Por: Luís Abel Carvalho
(colaborador do Memórias...e outras coisas...)
Antes de entrar na narração propriamente dita, gostava de dizer algumas palavras, em jeito de homenagem, aos heróis do 25 de Abril. Nunca nos deveremos esquecer da maneira corajosa, cívica e limpa como enfrentaram o monstro! Graças a eles, deixámos de falar entre-dentes embora, no campo social e económico, a Democracia já se encontre moribunda, graças aos sabujos, aos pelintras, aos oportunistas, aos trafulhas, intrujões e aos demagogos.

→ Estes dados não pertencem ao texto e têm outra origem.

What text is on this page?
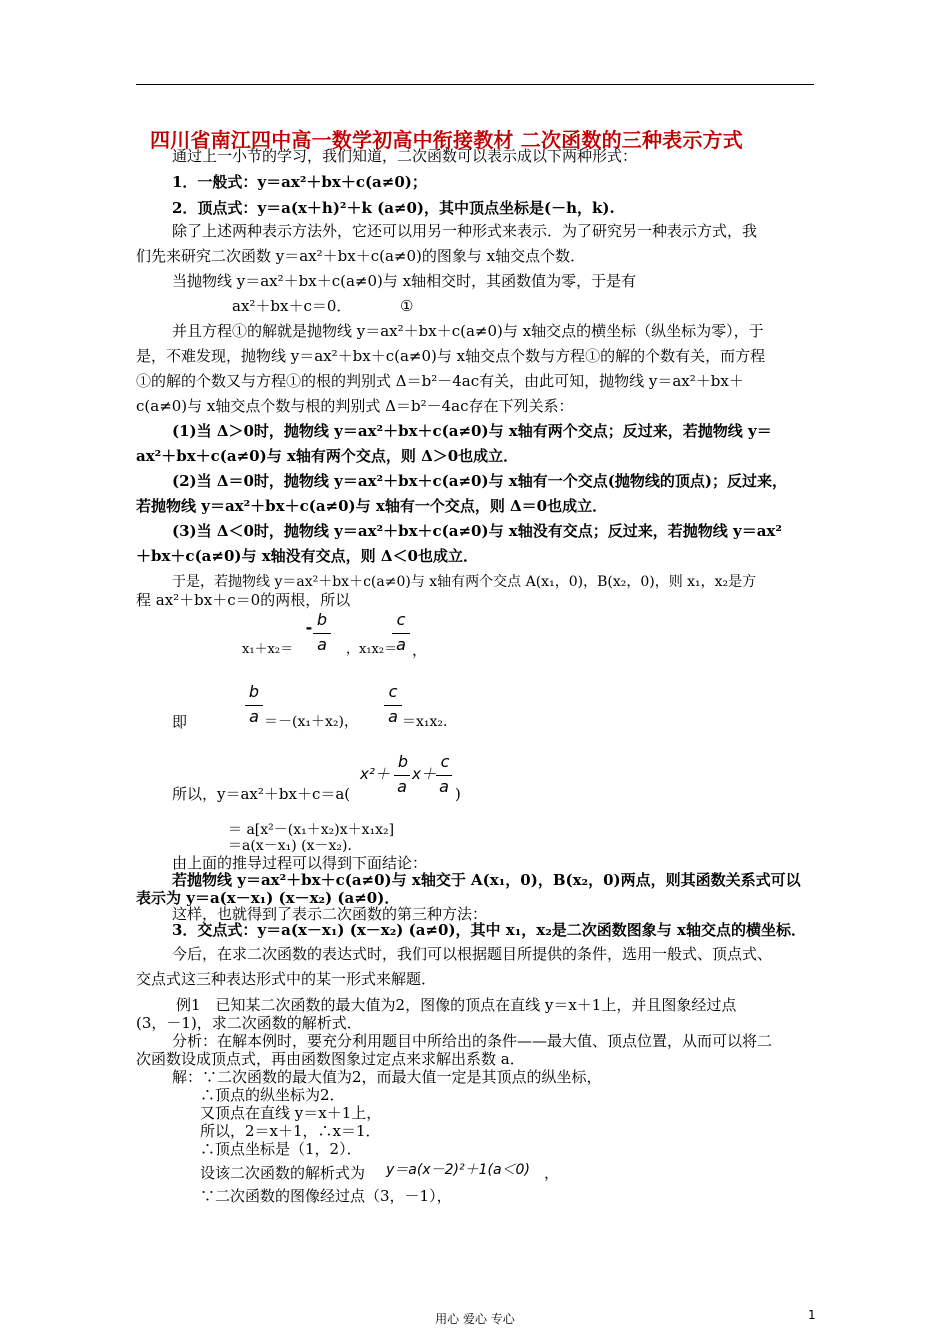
四川省南江四中高一数学初高中衔接教材 二次函数的三种表示方式
通过上一小节的学习，我们知道，二次函数可以表示成以下两种形式：
1．一般式：y＝ax²＋bx＋c(a≠0)；
2．顶点式：y＝a(x＋h)²＋k (a≠0)，其中顶点坐标是(－h，k).
除了上述两种表示方法外，它还可以用另一种形式来表示．为了研究另一种表示方式，我
们先来研究二次函数 y＝ax²＋bx＋c(a≠0)的图象与 x轴交点个数．
当抛物线 y＝ax²＋bx＋c(a≠0)与 x轴相交时，其函数值为零，于是有
ax²＋bx＋c＝0．	①
并且方程①的解就是抛物线 y＝ax²＋bx＋c(a≠0)与 x轴交点的横坐标（纵坐标为零），于
是，不难发现，抛物线 y＝ax²＋bx＋c(a≠0)与 x轴交点个数与方程①的解的个数有关，而方程
①的解的个数又与方程①的根的判别式 Δ＝b²－4ac有关，由此可知，抛物线 y＝ax²＋bx＋
c(a≠0)与 x轴交点个数与根的判别式 Δ＝b²－4ac存在下列关系：
(1)当 Δ＞0时，抛物线 y＝ax²＋bx＋c(a≠0)与 x轴有两个交点；反过来，若抛物线 y＝
ax²＋bx＋c(a≠0)与 x轴有两个交点，则 Δ＞0也成立．
(2)当 Δ＝0时，抛物线 y＝ax²＋bx＋c(a≠0)与 x轴有一个交点(抛物线的顶点)；反过来，
若抛物线 y＝ax²＋bx＋c(a≠0)与 x轴有一个交点，则 Δ＝0也成立．
(3)当 Δ＜0时，抛物线 y＝ax²＋bx＋c(a≠0)与 x轴没有交点；反过来，若抛物线 y＝ax²
＋bx＋c(a≠0)与 x轴没有交点，则 Δ＜0也成立．
于是，若抛物线 y＝ax²＋bx＋c(a≠0)与 x轴有两个交点 A(x₁，0)，B(x₂，0)，则 x₁，x₂是方
程 ax²＋bx＋c＝0的两根，所以
x₁＋x₂＝
- b
a	，x₁x₂＝
c
a ，
即
b
a ＝－(x₁＋x₂)，
c
a ＝x₁x₂．
所以，y＝ax²＋bx＋c＝a(
x²＋
b
a
x＋
c
a )
＝ a[x²－(x₁＋x₂)x＋x₁x₂]
＝a(x－x₁) (x－x₂)．
由上面的推导过程可以得到下面结论：
若抛物线 y＝ax²＋bx＋c(a≠0)与 x轴交于 A(x₁，0)，B(x₂，0)两点，则其函数关系式可以
表示为 y＝a(x－x₁) (x－x₂) (a≠0)．
这样，也就得到了表示二次函数的第三种方法：
3．交点式：y＝a(x－x₁) (x－x₂) (a≠0)，其中 x₁，x₂是二次函数图象与 x轴交点的横坐标．
今后，在求二次函数的表达式时，我们可以根据题目所提供的条件，选用一般式、顶点式、
交点式这三种表达形式中的某一形式来解题．
例1　已知某二次函数的最大值为2，图像的顶点在直线 y＝x＋1上，并且图象经过点
(3，－1)，求二次函数的解析式．
分析：在解本例时，要充分利用题目中所给出的条件——最大值、顶点位置，从而可以将二
次函数设成顶点式，再由函数图象过定点来求解出系数 a．
解：∵二次函数的最大值为2，而最大值一定是其顶点的纵坐标，
∴顶点的纵坐标为2．
又顶点在直线 y＝x＋1上，
所以，2＝x＋1，∴x＝1．
∴顶点坐标是（1，2）．
设该二次函数的解析式为 y＝a(x－2)²＋1(a＜0) ，
∵二次函数的图像经过点（3，－1），
用心 爱心 专心	1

Como bem sabemos - e convém que nunca nos esqueçamos disso, a ignorância política era quase absoluta, para bem da Nação. Não a maldade humana, que essa era à prova de qualquer manipulação abjecta. Era como se vivêssemos num País sem sol, sem sabermos que havia sol. Mais do que esconder o sol, a crueldade está em negar a opção da escolha: viver com ou sem sol. A falta de sol, se for uma escolha consciente e livre, poderá ser uma opção tão válida como a do sol, desde que essa escolha seja convicta e livre. E era precisamente isso que nos faltava: a opção da escolha, a Liberdade, tesouro inviolável de todos nós. Tudo nos era imposto à viva força: a ignorância, o obscurantismo e, até a delação.
Na noite de 24 de Abril de 1974, jogava eu bilhar com o penalbilhas, por cima do Chave D´Ouro quando, por volta das onze horas da noite, mais minuto, menos minuto, o Zé Alberto de Izeda, apareceu com ar estranho a dizer:
- Andai daí, pá. ´Stá la em baixo o padre Sobrinho e o Sô D´tor de História que querem falar contigo e com o Rui.
- Mas eu no fiz nada de mal? – Perguntou olhando para mim. – Fizeste alguma borrada? Perguntou-me.
- Eu não. Pelo menos que me tenha apercebido, não fizemos nada de mal.
- Não é nada disso – disse o Zé Alberto. – Tem a ver com Revolução e Liberdade, penso eu. Não entendi nada, mas eles querem falar contigo.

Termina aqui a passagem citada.